Tag Archives: Lifelogging

Archiving Ourselves: Technology and Lifelogging

Written by: Glenda Shaw, BA, MA

Steve Mann, is generally considered to be the pioneer of wearable camera technology and coined the term “sousveillance” to describe individually controlled camera intended to subvert wide-spread institutional surveillance. Over time however, personal recording devices intended to be used to resist institutional surveillance has given way to recording devices being used as consumer products.

Ubiquitous facebooking, tweeting, and instagraming of the endless selfie, foodie or baby moments are indicators of a culture engaging in sometimes hourly, daily or weekly documenting and archiving of daily life. In some ways the constant stream of Flickr images, blog posts, and pic-twits are merely the updated versions of the analog photo album, journal and scrapbook.

This practice is increasingly supported by technologies that seem to facilitate the continuous capturing, documenting, and archiving of daily life. Lifelogging, as it sometimes referred to, involves the wearing of certain types of technology in order to capture all or large portions of the wearers’ life. Mark Krynsky provides an extensive list here of the many many tools that may be used engage in lifelogging.

Lifelogging may involve the visual capture of experiences and people encountered in day to day life. We are by now familiar with the sea of cell phones snapping photos at concerts and festivals and other special occasions. Some products such such as the Narrative Clip and The Autographer allow wearers


to continuously (i.e., every 30 seconds with the Narrative Clip) and automatically captures images unfolding around them as they move through their everyday lives.

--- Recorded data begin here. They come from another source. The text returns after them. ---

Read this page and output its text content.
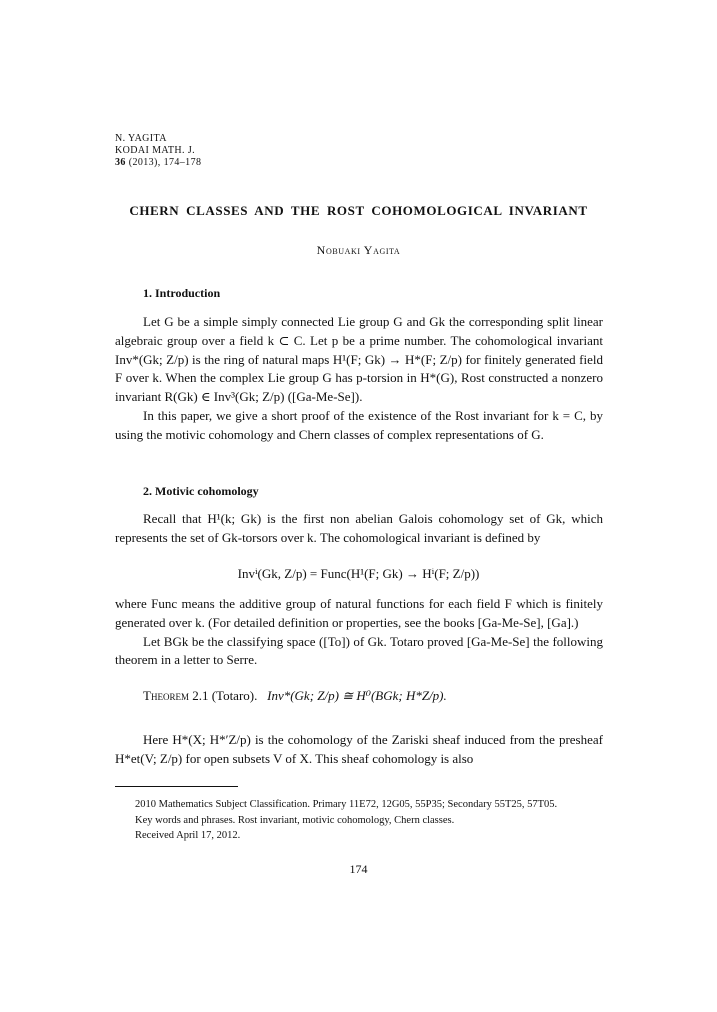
N. YAGITA
KODAI MATH. J.
36 (2013), 174–178
CHERN CLASSES AND THE ROST COHOMOLOGICAL INVARIANT
Nobuaki Yagita
1. Introduction

Let G be a simple simply connected Lie group G and Gk the corresponding split linear algebraic group over a field k ⊂ C. Let p be a prime number. The cohomological invariant Inv*(Gk; Z/p) is the ring of natural maps H¹(F; Gk) → H*(F; Z/p) for finitely generated field F over k. When the complex Lie group G has p-torsion in H*(G), Rost constructed a nonzero invariant R(Gk) ∈ Inv³(Gk; Z/p) ([Ga-Me-Se]).

In this paper, we give a short proof of the existence of the Rost invariant for k = C, by using the motivic cohomology and Chern classes of complex representations of G.

2. Motivic cohomology

Recall that H¹(k; Gk) is the first non abelian Galois cohomology set of Gk, which represents the set of Gk-torsors over k. The cohomological invariant is defined by

Invⁱ(Gk, Z/p) = Func(H¹(F; Gk) → Hⁱ(F; Z/p))

where Func means the additive group of natural functions for each field F which is finitely generated over k. (For detailed definition or properties, see the books [Ga-Me-Se], [Ga].)

Let BGk be the classifying space ([To]) of Gk. Totaro proved [Ga-Me-Se] the following theorem in a letter to Serre.

Theorem 2.1 (Totaro). Inv*(Gk; Z/p) ≅ H⁰(BGk; H*Z/p).

Here H*(X; H*′Z/p) is the cohomology of the Zariski sheaf induced from the presheaf H*et(V; Z/p) for open subsets V of X. This sheaf cohomology is also

2010 Mathematics Subject Classification. Primary 11E72, 12G05, 55P35; Secondary 55T25, 57T05.

Key words and phrases. Rost invariant, motivic cohomology, Chern classes.

Received April 17, 2012.

174
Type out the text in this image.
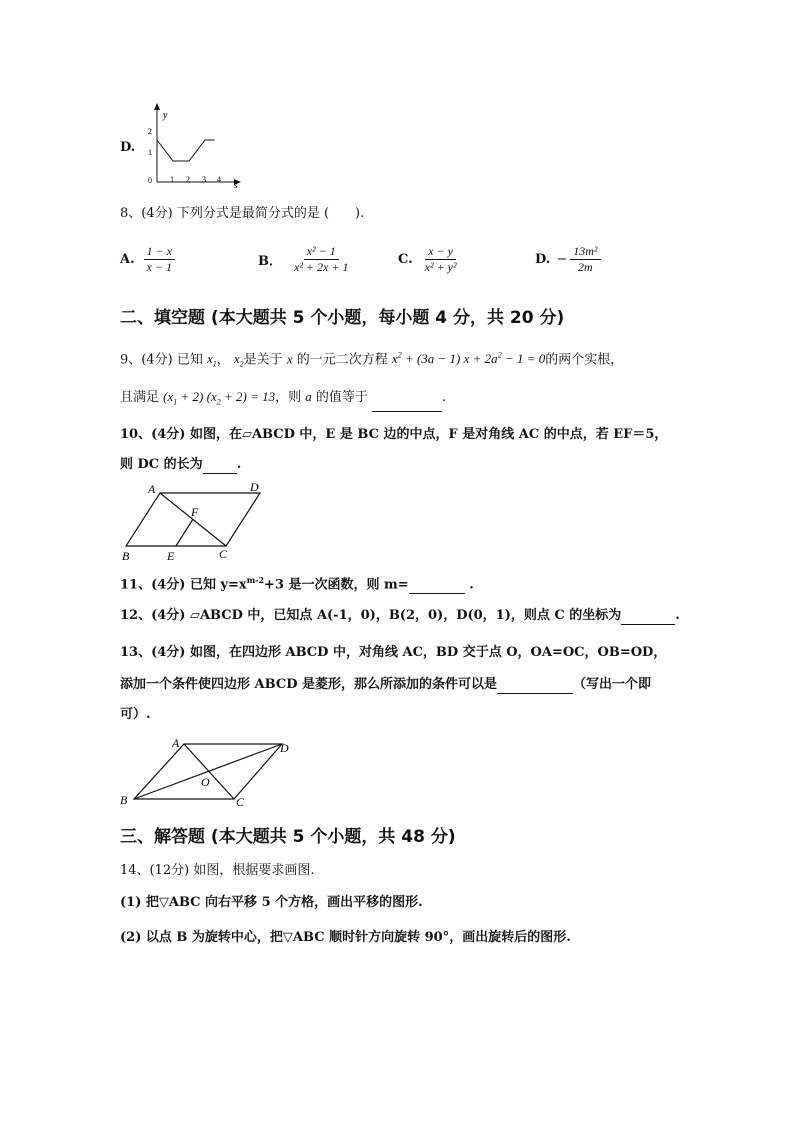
D.
y
s
0 1 2 3 4
1
2
8、(4分) 下列分式是最简分式的是 (　　).
A. $\frac{1 - x}{x - 1}$	B． $\frac{\text{x² − 1}}{\text{x² + 2x + 1}}$	C. $\frac{x - y}{\text{x² + y²}}$	D. − $\frac{\text{13m²}}{2m}$
二、填空题 (本大题共 5 个小题，每小题 4 分，共 20 分)
9、(4分) 已知 $x_1$， $x_2$是关于 x 的一元二次方程 $x^2 + (3a - 1) x + 2a^2 - 1 = 0$的两个实根，
且满足 $(x_1 + 2) (x_2 + 2) = 13$，则 a 的值等于	.
10、(4分) 如图，在▱ABCD 中，E 是 BC 边的中点，F 是对角线 AC 的中点，若 EF＝5，
则 DC 的长为	.
A	D
F
B	E	C
11、(4分) 已知 $y=x^{m-2}+3$ 是一次函数，则 m=	.
12、(4分) ▱ABCD 中，已知点 A(-1，0)，B(2，0)，D(0，1)，则点 C 的坐标为	.
13、(4分) 如图，在四边形 ABCD 中，对角线 AC，BD 交于点 O，OA=OC，OB=OD，
添加一个条件使四边形 ABCD 是菱形，那么所添加的条件可以是	（写出一个即
可）.
A	D
O
B	C
三、解答题 (本大题共 5 个小题，共 48 分)
14、(12分) 如图，根据要求画图.
(1) 把▽ABC 向右平移 5 个方格，画出平移的图形.
(2) 以点 B 为旋转中心，把▽ABC 顺时针方向旋转 90°，画出旋转后的图形.
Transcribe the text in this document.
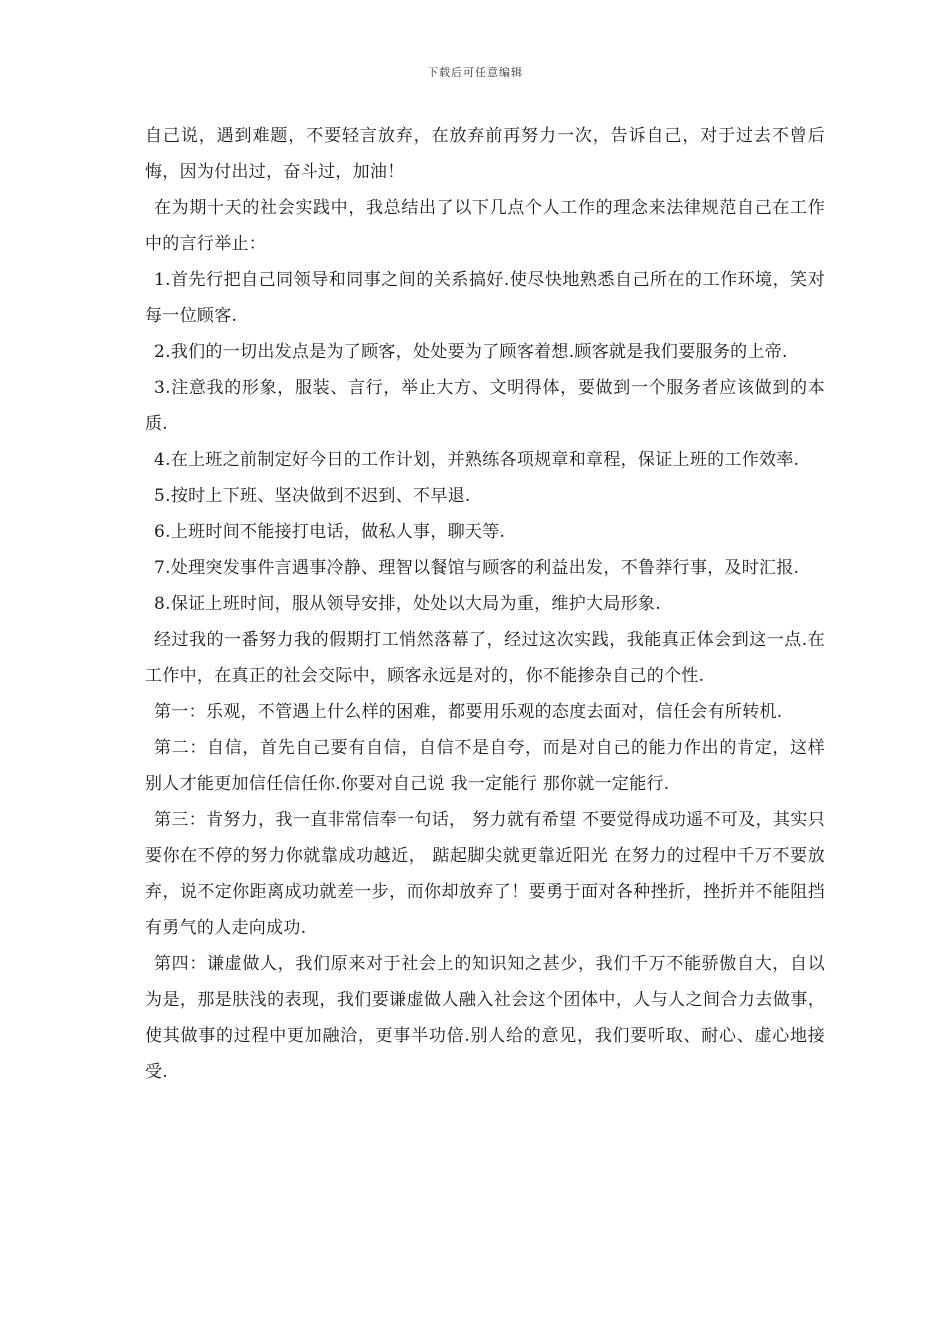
下载后可任意编辑

自己说，遇到难题，不要轻言放弃，在放弃前再努力一次，告诉自己，对于过去不曾后悔，因为付出过，奋斗过，加油！

在为期十天的社会实践中，我总结出了以下几点个人工作的理念来法律规范自己在工作中的言行举止：

1.首先行把自己同领导和同事之间的关系搞好.使尽快地熟悉自己所在的工作环境，笑对每一位顾客.

2.我们的一切出发点是为了顾客，处处要为了顾客着想.顾客就是我们要服务的上帝.

3.注意我的形象，服装、言行，举止大方、文明得体，要做到一个服务者应该做到的本质.

4.在上班之前制定好今日的工作计划，并熟练各项规章和章程，保证上班的工作效率.

5.按时上下班、坚决做到不迟到、不早退.

6.上班时间不能接打电话，做私人事，聊天等.

7.处理突发事件言遇事冷静、理智以餐馆与顾客的利益出发，不鲁莽行事，及时汇报.

8.保证上班时间，服从领导安排，处处以大局为重，维护大局形象.

经过我的一番努力我的假期打工悄然落幕了，经过这次实践，我能真正体会到这一点.在工作中，在真正的社会交际中，顾客永远是对的，你不能掺杂自己的个性.

第一：乐观，不管遇上什么样的困难，都要用乐观的态度去面对，信任会有所转机.

第二：自信，首先自己要有自信，自信不是自夸，而是对自己的能力作出的肯定，这样别人才能更加信任信任你.你要对自己说 我一定能行 那你就一定能行.

第三：肯努力，我一直非常信奉一句话， 努力就有希望 不要觉得成功遥不可及，其实只要你在不停的努力你就靠成功越近， 踮起脚尖就更靠近阳光 在努力的过程中千万不要放弃，说不定你距离成功就差一步，而你却放弃了！要勇于面对各种挫折，挫折并不能阻挡有勇气的人走向成功.

第四：谦虚做人，我们原来对于社会上的知识知之甚少，我们千万不能骄傲自大，自以为是，那是肤浅的表现，我们要谦虚做人融入社会这个团体中，人与人之间合力去做事，使其做事的过程中更加融洽，更事半功倍.别人给的意见，我们要听取、耐心、虚心地接受.
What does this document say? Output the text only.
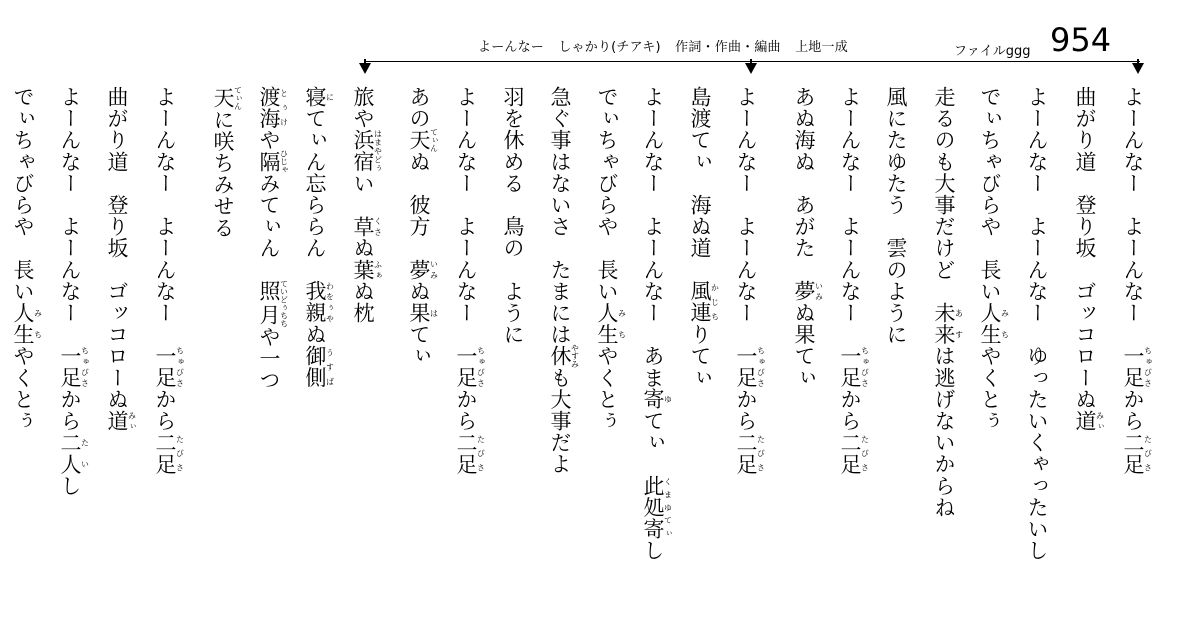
よーんなー しゃかり(チアキ) 作詞・作曲・編曲 上地一成	ファイルggg 954
よーんなー　よーんなー　一足ちゅびさから二足たびさ
曲がり道　登り坂　ゴッコローぬ道みぃ
よーんなー　よーんなー　ゆったいくゃったいし
でぃちゃびらや　長い人生みちやくとぅ
走るのも大事だけど　未来あすは逃げないからね
風にたゆたう　雲のように
よーんなー　よーんなー　一足ちゅびさから二足たびさ
あぬ海ぬ　あがた　夢いみぬ果てぃ
よーんなー　よーんなー　一足ちゅびさから二足たびさ
島渡てぃ　海ぬ道　風連かじちりてぃ
よーんなー　よーんなー　あま寄ゆてぃ　此処寄くまゆてぃし
でぃちゃびらや　長い人生みちやくとぅ
急ぐ事はないさ　たまには休やすみも大事だよ
羽を休める　鳥の　ように
よーんなー　よーんなー　一足ちゅびさから二足たびさ
あの天てぃんぬ　彼方　夢いみぬ果はてぃ
旅や浜宿はまやどぅい　草くさぬ葉ふぁぬ枕
寝にてぃん忘ららん　我親わをぅやぬ御側うすば
渡海とぅけや隔ひじゃみてぃん　照月ていどぅちちや一つ
天てぃんに咲ちみせる
よーんなー　よーんなー　一足ちゅびさから二足たびさ
曲がり道　登り坂　ゴッコローぬ道みぃ
よーんなー　よーんなー　一足ちゅびさから二人たいし
でぃちゃびらや　長い人生みちやくとぅ
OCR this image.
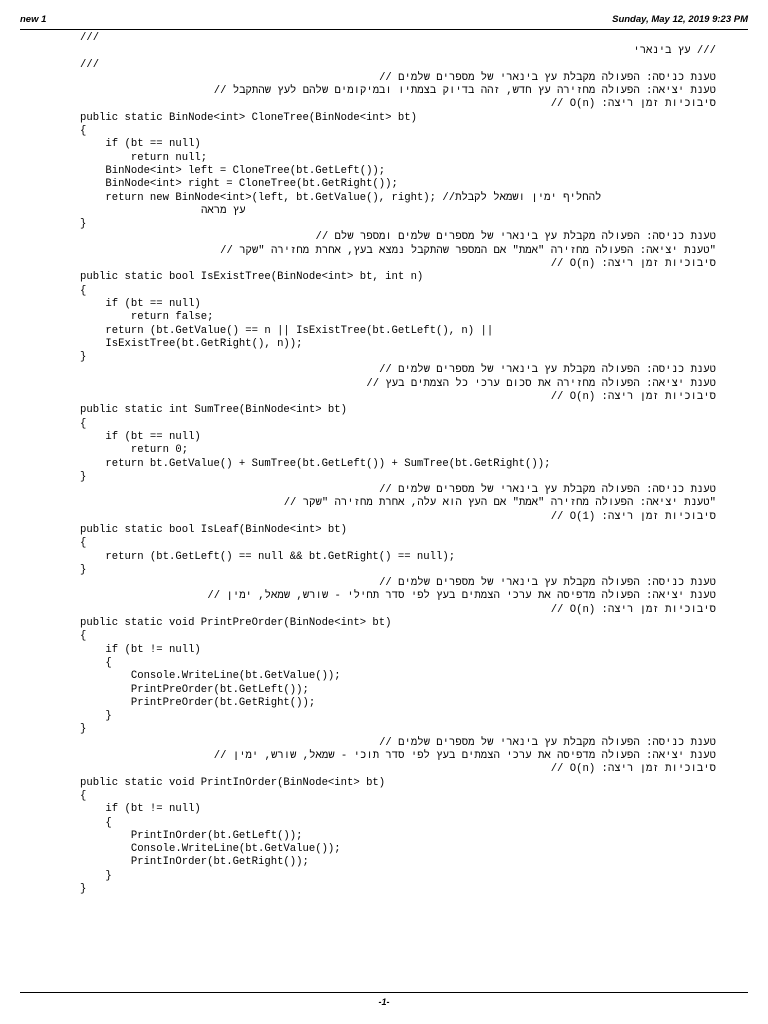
new 1	Sunday, May 12, 2019 9:23 PM
///
/// עץ בינארי
///
טענת כניסה: הפעולה מקבלת עץ בינארי של מספרים שלמים //
טענת יציאה: הפעולה מחזירה עץ חדש, זהה בדיוק בצמתיו ובמיקומים שלהם לעץ שהתקבל //
סיבוכיות זמן ריצה: O(n) //
public static BinNode<int> CloneTree(BinNode<int> bt)
{
if (bt == null)
return null;
BinNode<int> left = CloneTree(bt.GetLeft());
BinNode<int> right = CloneTree(bt.GetRight());
return new BinNode<int>(left, bt.GetValue(), right); //להחליף ימין ושמאל לקבלת
עץ מראה
}
טענת כניסה: הפעולה מקבלת עץ בינארי של מספרים שלמים ומספר שלם //
"טענת יציאה: הפעולה מחזירה "אמת" אם המספר שהתקבל נמצא בעץ, אחרת מחזירה "שקר //
סיבוכיות זמן ריצה: O(n) //
public static bool IsExistTree(BinNode<int> bt, int n)
{
if (bt == null)
return false;
return (bt.GetValue() == n || IsExistTree(bt.GetLeft(), n) ||
IsExistTree(bt.GetRight(), n));
}
טענת כניסה: הפעולה מקבלת עץ בינארי של מספרים שלמים //
טענת יציאה: הפעולה מחזירה את סכום ערכי כל הצמתים בעץ //
סיבוכיות זמן ריצה: O(n) //
public static int SumTree(BinNode<int> bt)
{
if (bt == null)
return 0;
return bt.GetValue() + SumTree(bt.GetLeft()) + SumTree(bt.GetRight());
}
טענת כניסה: הפעולה מקבלת עץ בינארי של מספרים שלמים //
"טענת יציאה: הפעולה מחזירה "אמת" אם העץ הוא עלה, אחרת מחזירה "שקר //
סיבוכיות זמן ריצה: O(1) //
public static bool IsLeaf(BinNode<int> bt)
{
return (bt.GetLeft() == null && bt.GetRight() == null);
}
טענת כניסה: הפעולה מקבלת עץ בינארי של מספרים שלמים //
טענת יציאה: הפעולה מדפיסה את ערכי הצמתים בעץ לפי סדר תחילי - שורש, שמאל, ימין //
סיבוכיות זמן ריצה: O(n) //
public static void PrintPreOrder(BinNode<int> bt)
{
if (bt != null)
{
Console.WriteLine(bt.GetValue());
PrintPreOrder(bt.GetLeft());
PrintPreOrder(bt.GetRight());
}
}
טענת כניסה: הפעולה מקבלת עץ בינארי של מספרים שלמים //
טענת יציאה: הפעולה מדפיסה את ערכי הצמתים בעץ לפי סדר תוכי - שמאל, שורש, ימין //
סיבוכיות זמן ריצה: O(n) //
public static void PrintInOrder(BinNode<int> bt)
{
if (bt != null)
{
PrintInOrder(bt.GetLeft());
Console.WriteLine(bt.GetValue());
PrintInOrder(bt.GetRight());
}
}
-1-
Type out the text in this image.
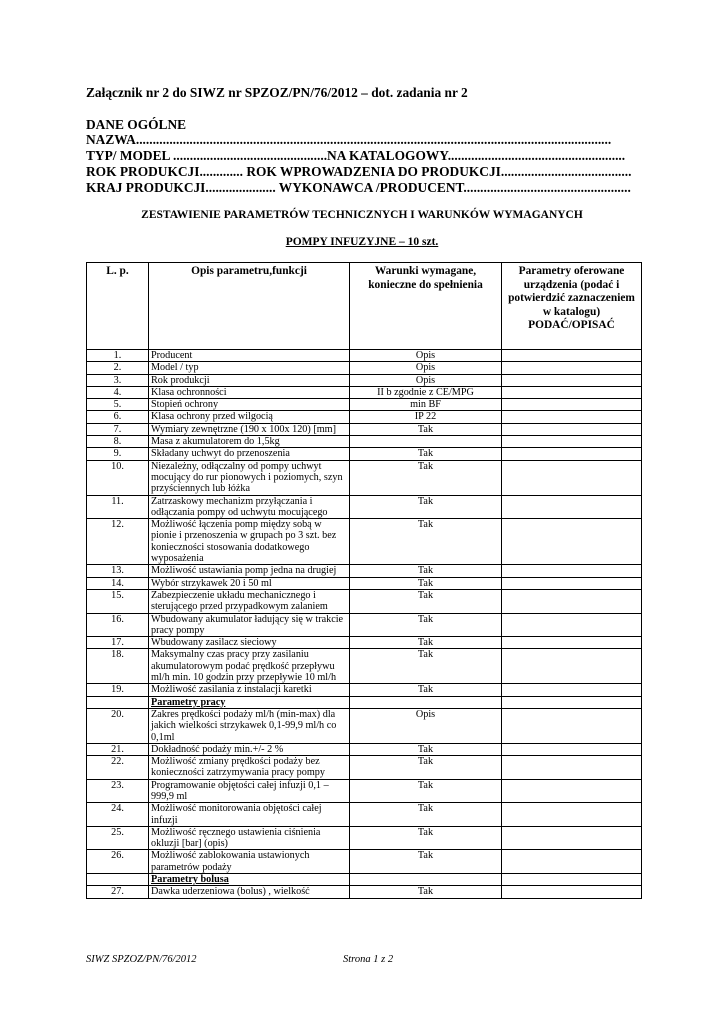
Załącznik nr 2 do SIWZ nr SPZOZ/PN/76/2012 – dot. zadania nr 2
DANE OGÓLNE
NAZWA..............................................................................................................................................
TYP/ MODEL ..............................................NA KATALOGOWY.....................................................
ROK PRODUKCJI............. ROK WPROWADZENIA DO PRODUKCJI.......................................
KRAJ PRODUKCJI..................... WYKONAWCA /PRODUCENT..................................................
ZESTAWIENIE PARAMETRÓW TECHNICZNYCH I WARUNKÓW WYMAGANYCH
POMPY INFUZYJNE – 10 szt.
L. p.	Opis parametru,funkcji	Warunki wymagane, konieczne do spełnienia	Parametry oferowane urządzenia (podać i potwierdzić zaznaczeniem w katalogu) PODAĆ/OPISAĆ
1.	Producent	Opis	
2.	Model / typ	Opis	
3.	Rok produkcji	Opis	
4.	Klasa ochronności	II b zgodnie z CE/MPG	
5.	Stopień ochrony	min BF	
6.	Klasa ochrony przed wilgocią	IP 22	
7.	Wymiary zewnętrzne (190 x 100x 120) [mm]	Tak	
8.	Masa z akumulatorem do 1,5kg		
9.	Składany uchwyt do przenoszenia	Tak	
10.	Niezależny, odłączalny od pompy uchwyt mocujący do rur pionowych i poziomych, szyn przyściennych lub łóżka	Tak	
11.	Zatrzaskowy mechanizm przyłączania i odłączania pompy od uchwytu mocującego	Tak	
12.	Możliwość łączenia pomp między sobą w pionie i przenoszenia w grupach po 3 szt. bez konieczności stosowania dodatkowego wyposażenia	Tak	
13.	Możliwość ustawiania pomp jedna na drugiej	Tak	
14.	Wybór strzykawek 20 i 50 ml	Tak	
15.	Zabezpieczenie układu mechanicznego i sterującego przed przypadkowym zalaniem	Tak	
16.	Wbudowany akumulator ładujący się w trakcie pracy pompy	Tak	
17.	Wbudowany zasilacz sieciowy	Tak	
18.	Maksymalny czas pracy przy zasilaniu akumulatorowym podać prędkość przepływu ml/h min. 10 godzin przy przepływie 10 ml/h	Tak	
19.	Możliwość zasilania z instalacji karetki	Tak	
	Parametry pracy		
20.	Zakres prędkości podaży ml/h (min-max) dla jakich wielkości strzykawek 0,1-99,9 ml/h co 0,1ml	Opis	
21.	Dokładność podaży min.+/- 2 %	Tak	
22.	Możliwość zmiany prędkości podaży bez konieczności zatrzymywania pracy pompy	Tak	
23.	Programowanie objętości całej infuzji 0,1 – 999,9 ml	Tak	
24.	Możliwość monitorowania objętości całej infuzji	Tak	
25.	Możliwość ręcznego ustawienia ciśnienia okluzji [bar] (opis)	Tak	
26.	Możliwość zablokowania ustawionych parametrów podaży	Tak	
	Parametry bolusa		
27.	Dawka uderzeniowa (bolus) , wielkość	Tak	
SIWZ SPZOZ/PN/76/2012	Strona 1 z 2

Lifelogging may also involve the collecting of information related to the body, such as sleep patterns, physical activity, weight management and even the quality of day to day moods cross referenced with activity. Samsung’s Gear Fit, Fitbit and Mood Panda are technologies that aim to collect body related data.

Reviews of these products suggest that such devices, while convenient and responsive, tend to raise complex issues related to privacy and disclosure and at times made both the wearer and the device subjects uncomfortable. For example, it is possible to wear such devices in such a way that people around you are not aware that they are being recorded. However, peers, colleagues and friends may feel that their privacy is being intruded upon.

Lifelogging promises to help us preserve important personal memories; increase our ability to remember things both in the short-term and the long-term; and aid in the scientific exploration of the connection between memory and well-being. This said, such technologies push important ethical and legal issues to the fore. With respect to the law, while it is permissible to take photos and videos in public spaces for personal use in many countries, these laws tend to vary by place. However, even though something may be technically legal, this does not make it socially appropriate or ethical. For instance, many people feel uncomfortable being openly recorded with such devices as Google Glass (think: “Glasshole”). Such technologies have the potential to shift our present understanding of what is regarded as socially acceptable uses of ubiquitous recording devices and will force us to balance our right to privacy and our strong desire to preserve our precious memories.